The Milk Train Doesn't Stop Here Anymore, partially rewritten by Tennessee Williams, stopped on Broadway for the second time within a year in a rare and tenacious attempt to better a badly received, short-run play. But it is not better. The new version is weaker, more discursive and less dramatic. After five performances it closed.

The play is still a religious allegory centered on "the need to find someone or something that means God to you." But the character of Flora Goforth, the rich, raffish ex-Follies girl dying in her Italian mountaintop villa, has lost fire. When Hermione Baddeley played Flora, the dark power of death was as chilling as her nighttime screams.

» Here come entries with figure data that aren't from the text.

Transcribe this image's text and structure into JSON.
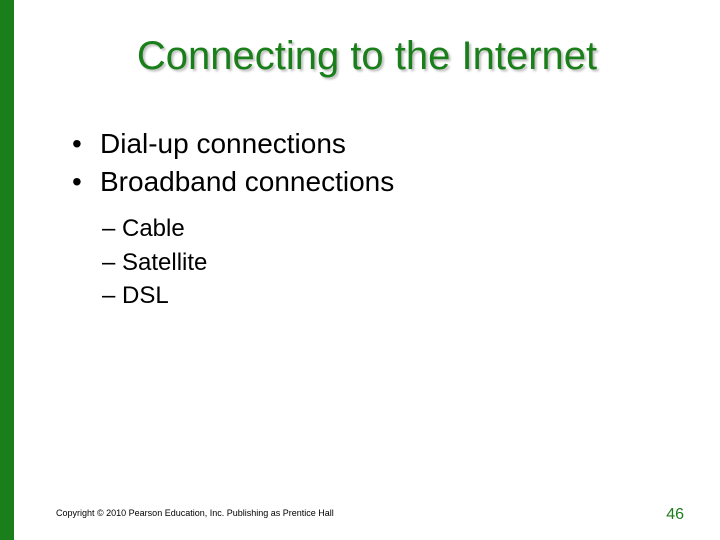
{
  "colors": {
    "accent": "#1a7f1a",
    "title": "#1a7f1a",
    "body": "#000000",
    "pagenum": "#1a7f1a",
    "background": "#ffffff"
  },
  "slide": {
    "title": "Connecting to the Internet",
    "bullets_level1": [
      "Dial-up connections",
      "Broadband connections"
    ],
    "bullets_level2": [
      "Cable",
      "Satellite",
      "DSL"
    ],
    "footer_copyright": "Copyright © 2010 Pearson Education, Inc. Publishing as Prentice Hall",
    "page_number": "46"
  },
  "bullet_glyphs": {
    "level1": "•",
    "level2": "–"
  }
}
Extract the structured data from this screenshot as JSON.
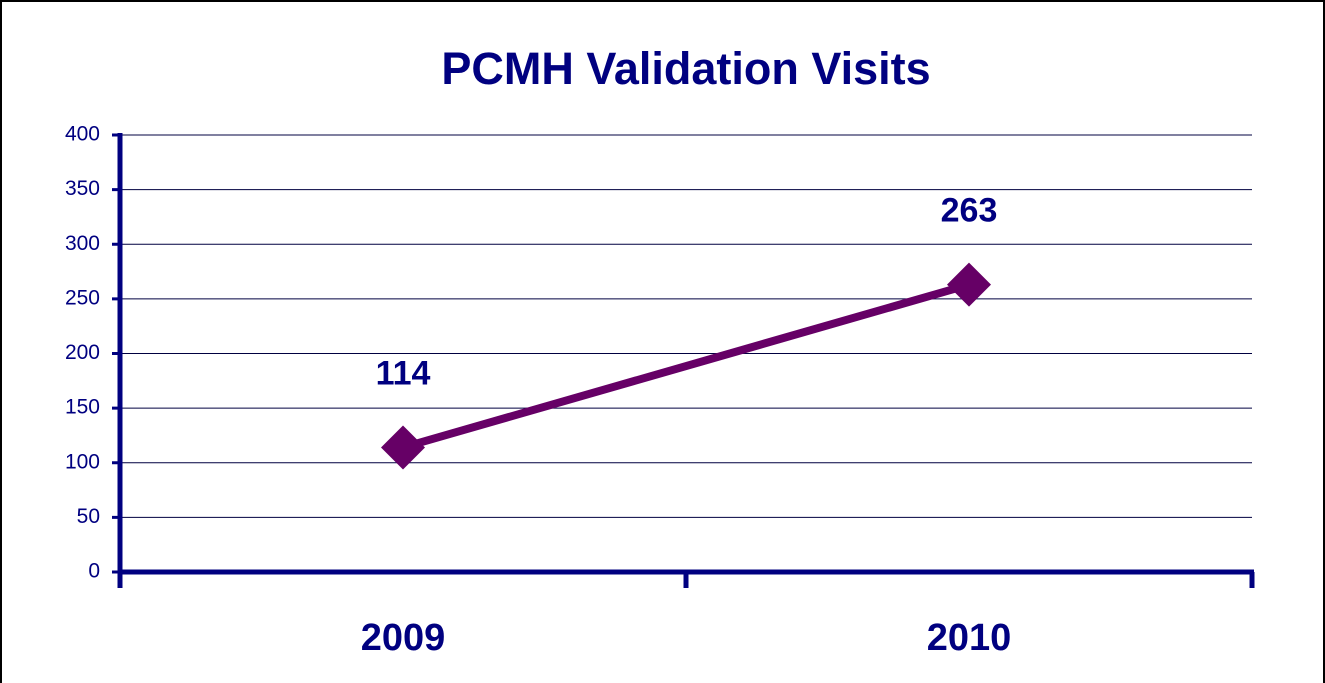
{
  "chart_data": {
    "type": "line",
    "title": "PCMH Validation Visits",
    "categories": [
      "2009",
      "2010"
    ],
    "values": [
      114,
      263
    ],
    "color": "#660066",
    "ylim": [
      0,
      400
    ],
    "yticks": [
      0,
      50,
      100,
      150,
      200,
      250,
      300,
      350,
      400
    ],
    "grid": true
  }
}
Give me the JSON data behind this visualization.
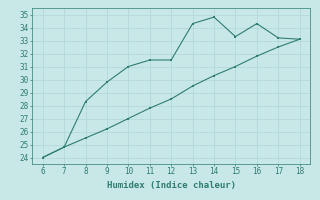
{
  "line1_x": [
    6,
    7,
    8,
    9,
    10,
    11,
    12,
    13,
    14,
    15,
    16,
    17,
    18
  ],
  "line1_y": [
    24.0,
    24.8,
    28.3,
    29.8,
    31.0,
    31.5,
    31.5,
    34.3,
    34.8,
    33.3,
    34.3,
    33.2,
    33.1
  ],
  "line2_x": [
    6,
    7,
    8,
    9,
    10,
    11,
    12,
    13,
    14,
    15,
    16,
    17,
    18
  ],
  "line2_y": [
    24.0,
    24.8,
    25.5,
    26.2,
    27.0,
    27.8,
    28.5,
    29.5,
    30.3,
    31.0,
    31.8,
    32.5,
    33.1
  ],
  "line_color": "#2e7d6e",
  "bg_color": "#c8e8e8",
  "grid_color": "#b0d4d4",
  "xlabel": "Humidex (Indice chaleur)",
  "xlim": [
    5.5,
    18.5
  ],
  "ylim": [
    23.5,
    35.5
  ],
  "xticks": [
    6,
    7,
    8,
    9,
    10,
    11,
    12,
    13,
    14,
    15,
    16,
    17,
    18
  ],
  "yticks": [
    24,
    25,
    26,
    27,
    28,
    29,
    30,
    31,
    32,
    33,
    34,
    35
  ],
  "tick_fontsize": 5.5,
  "xlabel_fontsize": 6.5
}
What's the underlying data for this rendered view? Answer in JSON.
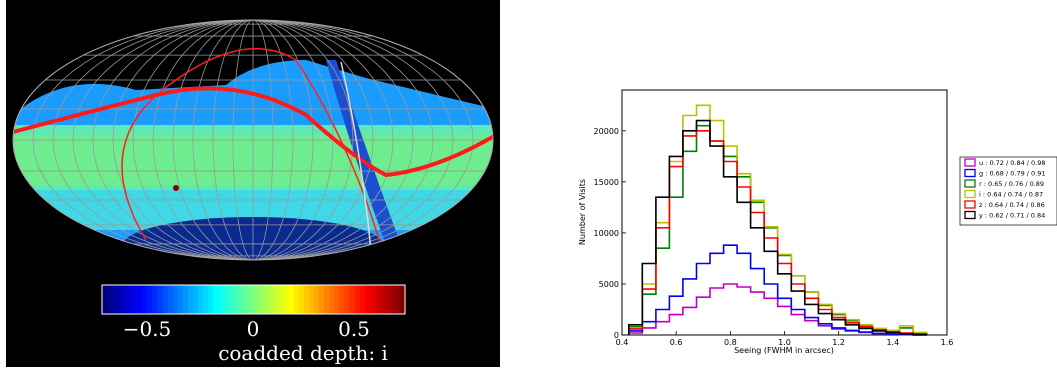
{
  "skymap": {
    "colorbar_ticks": [
      "−0.5",
      "0",
      "0.5"
    ],
    "colorbar_title": "coadded depth: i",
    "colormap": [
      "#00007f",
      "#0000ff",
      "#007fff",
      "#00ffff",
      "#7fff7f",
      "#ffff00",
      "#ff7f00",
      "#ff0000",
      "#7f0000"
    ],
    "range": [
      -0.75,
      0.75
    ]
  },
  "chart_data": {
    "type": "histogram",
    "xlabel": "Seeing (FWHM in arcsec)",
    "ylabel": "Number of Visits",
    "xlim": [
      0.4,
      1.6
    ],
    "ylim": [
      0,
      24000
    ],
    "xticks": [
      "0.4",
      "0.6",
      "0.8",
      "1.0",
      "1.2",
      "1.4",
      "1.6"
    ],
    "yticks": [
      "0",
      "5000",
      "10000",
      "15000",
      "20000"
    ],
    "legend_position": "outside-right",
    "series": [
      {
        "name": "u : 0.72 / 0.84 / 0.98",
        "color": "#bf00bf",
        "x": [
          0.45,
          0.5,
          0.55,
          0.6,
          0.65,
          0.7,
          0.75,
          0.8,
          0.85,
          0.9,
          0.95,
          1.0,
          1.05,
          1.1,
          1.15,
          1.2,
          1.25,
          1.3,
          1.35,
          1.4,
          1.45,
          1.5
        ],
        "y": [
          200,
          700,
          1300,
          2000,
          2700,
          3700,
          4600,
          5000,
          4700,
          4200,
          3600,
          2800,
          2000,
          1400,
          900,
          600,
          400,
          250,
          150,
          80,
          40,
          10
        ]
      },
      {
        "name": "g : 0.68 / 0.79 / 0.91",
        "color": "#0000ff",
        "x": [
          0.45,
          0.5,
          0.55,
          0.6,
          0.65,
          0.7,
          0.75,
          0.8,
          0.85,
          0.9,
          0.95,
          1.0,
          1.05,
          1.1,
          1.15,
          1.2,
          1.25,
          1.3,
          1.35,
          1.4,
          1.45,
          1.5
        ],
        "y": [
          400,
          1300,
          2500,
          3800,
          5500,
          7000,
          8000,
          8800,
          8000,
          6500,
          5000,
          3600,
          2500,
          1700,
          1100,
          700,
          450,
          280,
          160,
          90,
          50,
          10
        ]
      },
      {
        "name": "r : 0.65 / 0.76 / 0.89",
        "color": "#007f00",
        "x": [
          0.45,
          0.5,
          0.55,
          0.6,
          0.65,
          0.7,
          0.75,
          0.8,
          0.85,
          0.9,
          0.95,
          1.0,
          1.05,
          1.1,
          1.15,
          1.2,
          1.25,
          1.3,
          1.35,
          1.4,
          1.45,
          1.5
        ],
        "y": [
          800,
          4000,
          8500,
          13500,
          18000,
          20500,
          19000,
          17500,
          15500,
          13000,
          10500,
          7800,
          5800,
          4200,
          2900,
          2000,
          1400,
          900,
          600,
          400,
          700,
          200
        ]
      },
      {
        "name": "i : 0.64 / 0.74 / 0.87",
        "color": "#bfbf00",
        "x": [
          0.45,
          0.5,
          0.55,
          0.6,
          0.65,
          0.7,
          0.75,
          0.8,
          0.85,
          0.9,
          0.95,
          1.0,
          1.05,
          1.1,
          1.15,
          1.2,
          1.25,
          1.3,
          1.35,
          1.4,
          1.45,
          1.5
        ],
        "y": [
          700,
          5000,
          11000,
          17000,
          21500,
          22500,
          21000,
          18500,
          15800,
          13200,
          10600,
          7900,
          5800,
          4200,
          3000,
          2100,
          1500,
          1000,
          650,
          450,
          900,
          250
        ]
      },
      {
        "name": "z : 0.64 / 0.74 / 0.86",
        "color": "#ff0000",
        "x": [
          0.45,
          0.5,
          0.55,
          0.6,
          0.65,
          0.7,
          0.75,
          0.8,
          0.85,
          0.9,
          0.95,
          1.0,
          1.05,
          1.1,
          1.15,
          1.2,
          1.25,
          1.3,
          1.35,
          1.4,
          1.45,
          1.5
        ],
        "y": [
          600,
          4500,
          10500,
          16500,
          19500,
          20000,
          19000,
          17000,
          14500,
          12000,
          9500,
          7000,
          5000,
          3600,
          2500,
          1700,
          1200,
          800,
          500,
          300,
          200,
          100
        ]
      },
      {
        "name": "y : 0.62 / 0.71 / 0.84",
        "color": "#000000",
        "x": [
          0.45,
          0.5,
          0.55,
          0.6,
          0.65,
          0.7,
          0.75,
          0.8,
          0.85,
          0.9,
          0.95,
          1.0,
          1.05,
          1.1,
          1.15,
          1.2,
          1.25,
          1.3,
          1.35,
          1.4,
          1.45,
          1.5
        ],
        "y": [
          1000,
          7000,
          13500,
          17500,
          20000,
          21000,
          18500,
          15500,
          13000,
          10500,
          8200,
          6000,
          4300,
          3000,
          2100,
          1500,
          1000,
          650,
          400,
          250,
          120,
          50
        ]
      }
    ]
  }
}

The second Mrs. Goforth, Tallulah Bankhead, seems to regard death as part of the servant problem, a petty retainer whom she can sack with a throaty rumble of brandy-voiced regality. Perhaps actressing is a better word for her performance than acting.

Christopher Flanders, "Angel of Death" and freeloading mystic, sheds no greater spiritual light than he did the first time. Chris represents goodness conceived of negatively as the absence of evil. As Tab Hunter plays him, he is the saint as camp counselor, an earnest, bearded, good-deed-a-day man, but scarcely a religious knight shielding the weak from the fierce dominion of death.

In Milk Train, Tennessee Williams is concerned with ultimate things—the meaning of life, death and God—and the play has the bedrock interest that man's fate always holds for man. These fundamental questions demand answers, and Williams has only been able to give them echoes.